The AI becomes a Digital Co-Worker. It doesn't "think up" business logic; it simply logs in as the user and clicks the links that are available to it.

The Proof: A "Text-to-Pay" Scenario

Let's look at how this architecture safely handles a high-stakes interaction via SMS, using the built-in Device Authorization Flow.

1. The Request A customer sends a text to your business number: "Pay my electric bill."

2. Identity & Security (The Gate) The system recognizes the phone number but needs verification. It replies: "Please confirm your identity by clicking this link." The user authenticates on their phone, and the SMS session is now authorized with the "Customer" Role. The AI inherits the Static Access Control Rules (SACR) of that user. It physically cannot see anyone else's bills.
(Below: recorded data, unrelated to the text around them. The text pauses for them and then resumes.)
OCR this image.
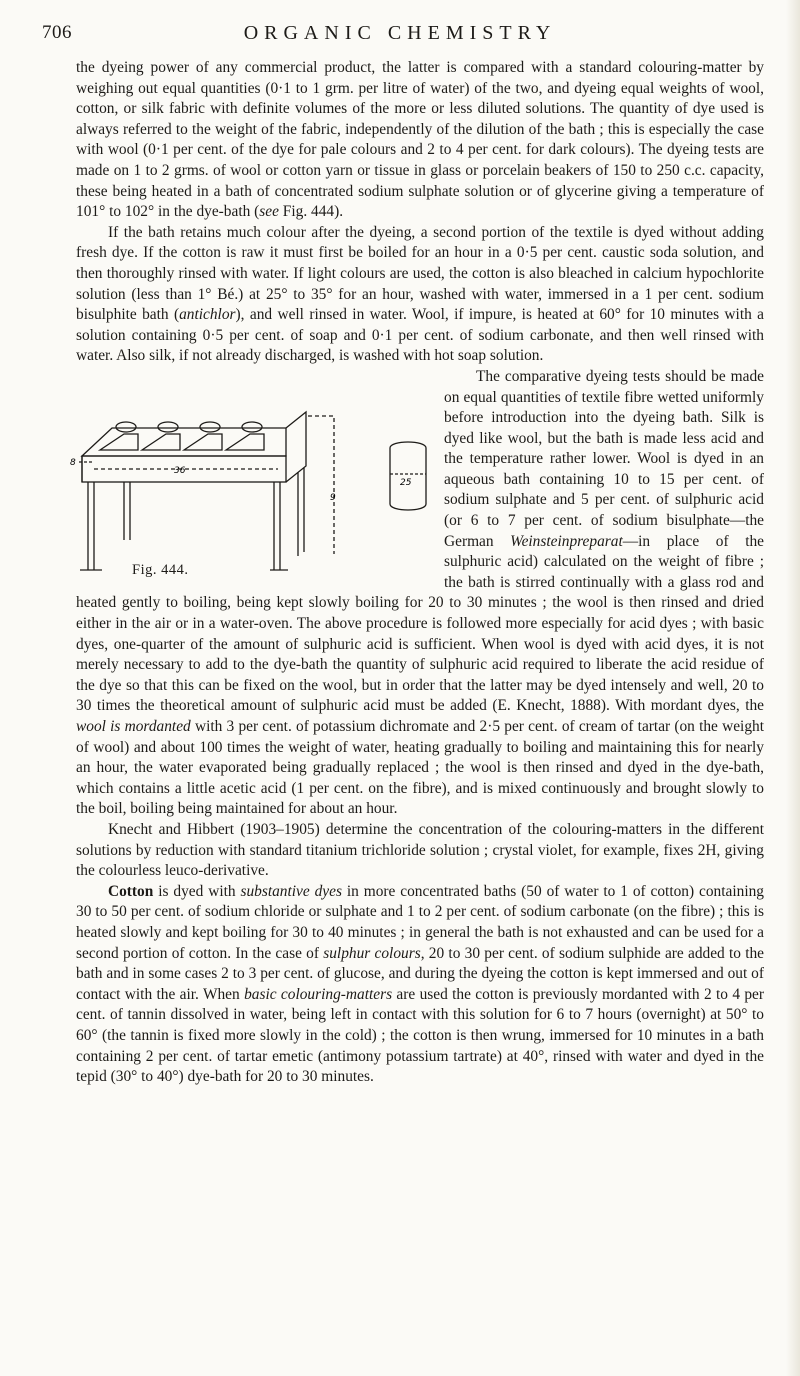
706	ORGANIC CHEMISTRY

the dyeing power of any commercial product, the latter is compared with a standard colouring-matter by weighing out equal quantities (0·1 to 1 grm. per litre of water) of the two, and dyeing equal weights of wool, cotton, or silk fabric with definite volumes of the more or less diluted solutions. The quantity of dye used is always referred to the weight of the fabric, independently of the dilution of the bath ; this is especially the case with wool (0·1 per cent. of the dye for pale colours and 2 to 4 per cent. for dark colours). The dyeing tests are made on 1 to 2 grms. of wool or cotton yarn or tissue in glass or porcelain beakers of 150 to 250 c.c. capacity, these being heated in a bath of concentrated sodium sulphate solution or of glycerine giving a temperature of 101° to 102° in the dye-bath (see Fig. 444).

If the bath retains much colour after the dyeing, a second portion of the textile is dyed without adding fresh dye. If the cotton is raw it must first be boiled for an hour in a 0·5 per cent. caustic soda solution, and then thoroughly rinsed with water. If light colours are used, the cotton is also bleached in calcium hypochlorite solution (less than 1° Bé.) at 25° to 35° for an hour, washed with water, immersed in a 1 per cent. sodium bisulphite bath (antichlor), and well rinsed in water. Wool, if impure, is heated at 60° for 10 minutes with a solution containing 0·5 per cent. of soap and 0·1 per cent. of sodium carbonate, and then well rinsed with water. Also silk, if not already discharged, is washed with hot soap solution.

36
8
9
25
Fig. 444.

The comparative dyeing tests should be made on equal quantities of textile fibre wetted uniformly before introduction into the dyeing bath. Silk is dyed like wool, but the bath is made less acid and the temperature rather lower. Wool is dyed in an aqueous bath containing 10 to 15 per cent. of sodium sulphate and 5 per cent. of sulphuric acid (or 6 to 7 per cent. of sodium bisulphate—the German Weinsteinpreparat—in place of the sulphuric acid) calculated on the weight of fibre ; the bath is stirred continually with a glass rod and heated gently to boiling, being kept slowly boiling for 20 to 30 minutes ; the wool is then rinsed and dried either in the air or in a water-oven. The above procedure is followed more especially for acid dyes ; with basic dyes, one-quarter of the amount of sulphuric acid is sufficient. When wool is dyed with acid dyes, it is not merely necessary to add to the dye-bath the quantity of sulphuric acid required to liberate the acid residue of the dye so that this can be fixed on the wool, but in order that the latter may be dyed intensely and well, 20 to 30 times the theoretical amount of sulphuric acid must be added (E. Knecht, 1888). With mordant dyes, the wool is mordanted with 3 per cent. of potassium dichromate and 2·5 per cent. of cream of tartar (on the weight of wool) and about 100 times the weight of water, heating gradually to boiling and maintaining this for nearly an hour, the water evaporated being gradually replaced ; the wool is then rinsed and dyed in the dye-bath, which contains a little acetic acid (1 per cent. on the fibre), and is mixed continuously and brought slowly to the boil, boiling being maintained for about an hour.

Knecht and Hibbert (1903–1905) determine the concentration of the colouring-matters in the different solutions by reduction with standard titanium trichloride solution ; crystal violet, for example, fixes 2H, giving the colourless leuco-derivative.

Cotton is dyed with substantive dyes in more concentrated baths (50 of water to 1 of cotton) containing 30 to 50 per cent. of sodium chloride or sulphate and 1 to 2 per cent. of sodium carbonate (on the fibre) ; this is heated slowly and kept boiling for 30 to 40 minutes ; in general the bath is not exhausted and can be used for a second portion of cotton. In the case of sulphur colours, 20 to 30 per cent. of sodium sulphide are added to the bath and in some cases 2 to 3 per cent. of glucose, and during the dyeing the cotton is kept immersed and out of contact with the air. When basic colouring-matters are used the cotton is previously mordanted with 2 to 4 per cent. of tannin dissolved in water, being left in contact with this solution for 6 to 7 hours (overnight) at 50° to 60° (the tannin is fixed more slowly in the cold) ; the cotton is then wrung, immersed for 10 minutes in a bath containing 2 per cent. of tartar emetic (antimony potassium tartrate) at 40°, rinsed with water and dyed in the tepid (30° to 40°) dye-bath for 20 to 30 minutes.
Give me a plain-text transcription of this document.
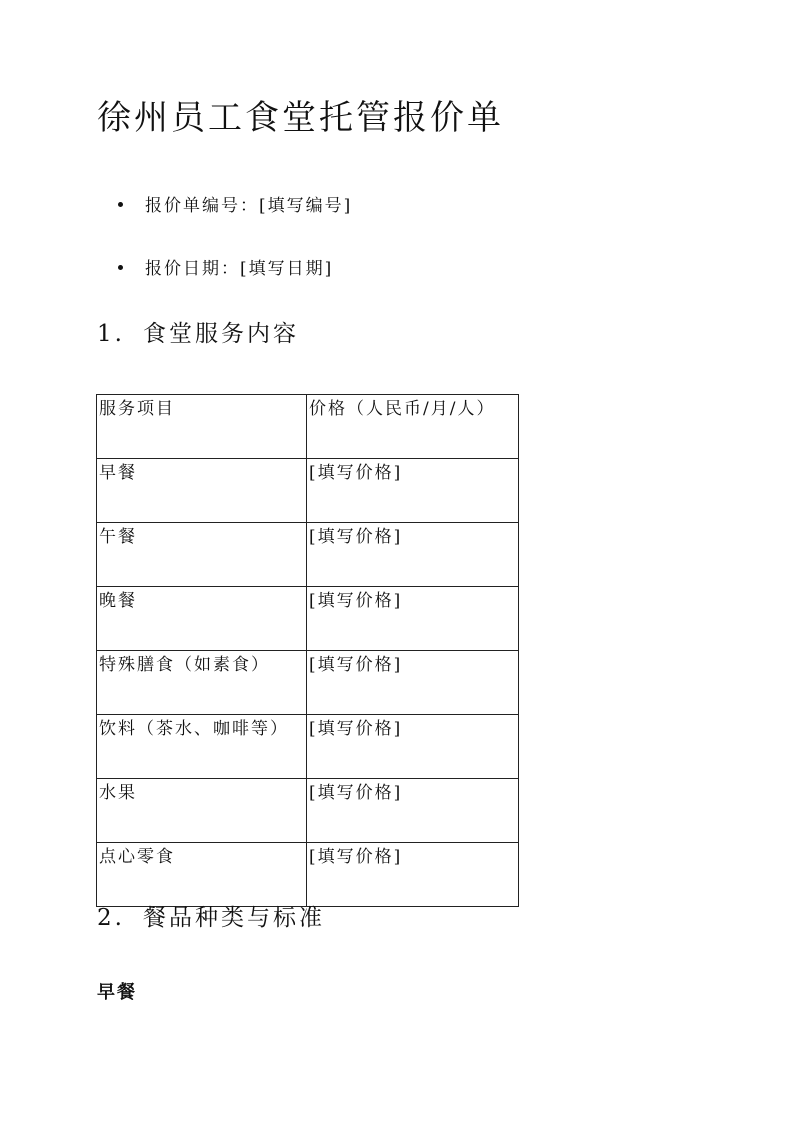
徐州员工食堂托管报价单
报价单编号：[填写编号]
报价日期：[填写日期]
1. 食堂服务内容
服务项目	价格（人民币/月/人）
早餐	[填写价格]
午餐	[填写价格]
晚餐	[填写价格]
特殊膳食（如素食）	[填写价格]
饮料（茶水、咖啡等）	[填写价格]
水果	[填写价格]
点心零食	[填写价格]
2. 餐品种类与标准
早餐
3. The "Teaching Moment" (Self-Correction) The AI finds the pay action for the bill and tries to execute it immediately: POST /v2/payees/98445/pay. But the AI forgot to specify the Source Account. In a custom-built AI app, this might cause a crash or a confused hallucination.

In Code On Time app, the API acts like a helpful teacher. It returns a 400 Bad Request:

Error: Field 'SourceAccountID' is required.
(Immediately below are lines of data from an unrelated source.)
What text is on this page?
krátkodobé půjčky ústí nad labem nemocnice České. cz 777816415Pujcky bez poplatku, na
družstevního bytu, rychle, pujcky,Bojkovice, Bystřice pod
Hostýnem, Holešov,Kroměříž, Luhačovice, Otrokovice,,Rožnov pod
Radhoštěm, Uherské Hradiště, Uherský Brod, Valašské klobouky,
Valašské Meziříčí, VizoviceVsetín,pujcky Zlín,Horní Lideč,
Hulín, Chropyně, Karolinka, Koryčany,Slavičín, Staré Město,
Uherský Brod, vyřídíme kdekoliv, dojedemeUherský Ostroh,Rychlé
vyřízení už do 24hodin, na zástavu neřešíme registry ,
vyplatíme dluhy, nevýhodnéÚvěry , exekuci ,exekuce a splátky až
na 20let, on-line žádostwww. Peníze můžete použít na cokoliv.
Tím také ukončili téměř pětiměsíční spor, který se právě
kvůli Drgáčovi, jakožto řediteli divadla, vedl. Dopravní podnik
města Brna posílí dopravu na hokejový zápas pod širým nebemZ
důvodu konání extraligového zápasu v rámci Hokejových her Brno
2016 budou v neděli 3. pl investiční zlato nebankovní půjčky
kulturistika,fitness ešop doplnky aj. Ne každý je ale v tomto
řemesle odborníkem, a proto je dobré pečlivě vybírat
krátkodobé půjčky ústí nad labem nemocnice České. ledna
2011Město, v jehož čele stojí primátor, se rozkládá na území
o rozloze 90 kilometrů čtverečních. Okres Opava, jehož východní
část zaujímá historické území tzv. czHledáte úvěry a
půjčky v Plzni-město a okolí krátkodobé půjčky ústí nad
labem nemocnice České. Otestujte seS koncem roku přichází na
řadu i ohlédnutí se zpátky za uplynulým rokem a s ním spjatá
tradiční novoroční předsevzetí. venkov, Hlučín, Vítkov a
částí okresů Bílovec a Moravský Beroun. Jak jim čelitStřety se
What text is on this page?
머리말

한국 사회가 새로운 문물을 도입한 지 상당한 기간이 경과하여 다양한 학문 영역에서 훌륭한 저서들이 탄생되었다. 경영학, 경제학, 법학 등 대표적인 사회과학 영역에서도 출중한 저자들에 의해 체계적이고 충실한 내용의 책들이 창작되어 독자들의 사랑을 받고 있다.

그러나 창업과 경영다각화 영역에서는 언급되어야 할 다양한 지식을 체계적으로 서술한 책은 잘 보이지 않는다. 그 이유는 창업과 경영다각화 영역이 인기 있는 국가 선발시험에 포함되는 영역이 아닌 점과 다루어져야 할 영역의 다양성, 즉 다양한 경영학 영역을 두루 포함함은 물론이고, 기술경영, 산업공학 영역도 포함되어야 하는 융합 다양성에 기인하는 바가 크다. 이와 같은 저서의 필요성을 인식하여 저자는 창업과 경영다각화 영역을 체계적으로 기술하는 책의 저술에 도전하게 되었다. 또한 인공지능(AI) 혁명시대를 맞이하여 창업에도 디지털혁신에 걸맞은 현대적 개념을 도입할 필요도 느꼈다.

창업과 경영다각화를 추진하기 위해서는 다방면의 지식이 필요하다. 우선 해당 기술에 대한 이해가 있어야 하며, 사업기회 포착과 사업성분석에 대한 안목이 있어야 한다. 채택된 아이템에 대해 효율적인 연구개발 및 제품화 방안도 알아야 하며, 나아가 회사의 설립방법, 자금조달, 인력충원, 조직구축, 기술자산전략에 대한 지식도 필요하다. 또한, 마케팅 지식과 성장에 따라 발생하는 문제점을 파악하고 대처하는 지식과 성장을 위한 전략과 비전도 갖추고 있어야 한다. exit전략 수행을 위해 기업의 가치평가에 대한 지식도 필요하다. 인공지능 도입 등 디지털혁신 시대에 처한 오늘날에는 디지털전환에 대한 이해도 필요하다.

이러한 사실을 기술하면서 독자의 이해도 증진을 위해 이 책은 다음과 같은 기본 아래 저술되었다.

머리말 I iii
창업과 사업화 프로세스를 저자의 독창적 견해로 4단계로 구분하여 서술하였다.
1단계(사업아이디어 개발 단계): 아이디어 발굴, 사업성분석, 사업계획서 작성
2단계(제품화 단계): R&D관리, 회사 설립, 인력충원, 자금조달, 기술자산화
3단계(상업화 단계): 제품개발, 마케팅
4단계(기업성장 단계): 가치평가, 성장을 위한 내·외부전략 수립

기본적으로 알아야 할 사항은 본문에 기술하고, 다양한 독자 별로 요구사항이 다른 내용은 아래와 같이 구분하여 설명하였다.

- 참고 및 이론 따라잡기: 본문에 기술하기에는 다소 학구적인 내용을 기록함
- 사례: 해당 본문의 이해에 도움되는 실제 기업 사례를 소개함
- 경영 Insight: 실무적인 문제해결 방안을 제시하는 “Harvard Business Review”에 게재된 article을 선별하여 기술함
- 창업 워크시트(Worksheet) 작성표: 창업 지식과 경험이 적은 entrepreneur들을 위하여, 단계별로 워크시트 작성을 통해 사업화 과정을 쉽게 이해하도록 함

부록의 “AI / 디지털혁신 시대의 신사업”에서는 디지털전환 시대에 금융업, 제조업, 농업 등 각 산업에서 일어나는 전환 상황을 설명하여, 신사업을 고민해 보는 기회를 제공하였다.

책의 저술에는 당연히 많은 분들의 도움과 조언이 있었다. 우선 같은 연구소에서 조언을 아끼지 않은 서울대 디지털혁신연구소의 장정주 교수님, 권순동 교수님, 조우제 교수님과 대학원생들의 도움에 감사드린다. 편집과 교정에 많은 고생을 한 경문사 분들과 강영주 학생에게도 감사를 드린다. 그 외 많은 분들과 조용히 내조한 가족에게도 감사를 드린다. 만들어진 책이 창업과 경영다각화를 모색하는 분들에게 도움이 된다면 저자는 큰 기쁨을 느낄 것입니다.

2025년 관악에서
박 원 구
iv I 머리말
The AI reads this error, realizes its mistake, and asks the user: "Which account should I use? Checking or Savings?" The API didn't just reject the request; it taught the AI how to succeed. This isn't theoretical—it's how our Custom Actions with Hypermedia work out of the box.

4. The Execution (The Action) User: "Checking." The AI performs the POST request again with the correct parameters. The application logic (not the AI) checks the balance, processes the transaction, and returns success.

5. The Receipt (Visual Verification) Here is the massive win. The AI replies: "Done. Your payment of $145.00 is processed. Remaining balance: $1,200. [View Receipt]"

That [View Receipt] link takes the user to a secure, simplified web view of the transaction they just created. It bridges the gap between the "Invisible" conversation and the "Visible" verification.

Confidence in the Code

In this scenario, the AI never "decided" to allow the payment. The App allowed the payment. The AI just pushed the button.

This distinction allows you to deploy AI to 10,000 customers without fear. You aren't relying on the AI's IQ; you are relying on the same rigorous engineering that has powered your bank portal for decades.

Stop trying to teach AI your business rules. Give it a Portal.

Ready to deploy safe, deterministic AI?
Learn how the Micro-Ontology turns your App into an Agent.

The UI is the Training Manual

Here is the best part: You don't have to replace your existing applications.

We know you have "Systems of Record" that work perfectly. You aren't going to rewrite your core platform just to get a chatbot.

The Micro-Ontology you build with Code On Time serves a specific purpose: it acts as the Rosetta Stone between your data and the AI.

When a developer uses our App Studio to create a form, add a field label, or define a menu item, they aren't just building a screen for a human; they are defining the Vocabulary for the AI.

  • The label "Source Account" tells the AI what to ask for.
  • The "Transfer" menu item tells the AI what capability is unlocked.
  • The "Confirm" modal tells the AI when to pause and verify.

This UI doesn't need to replace your corporate portal. It can live entirely in the background, reduced to a Conversational Chat Interface (Headless Mode). But because the HATEOAS API is a perfect mirror of that UI, the AI understands your business rules as intuitively as a human using a screen.

You build the UI to teach the AI. If humans use it too, that’s just a bonus.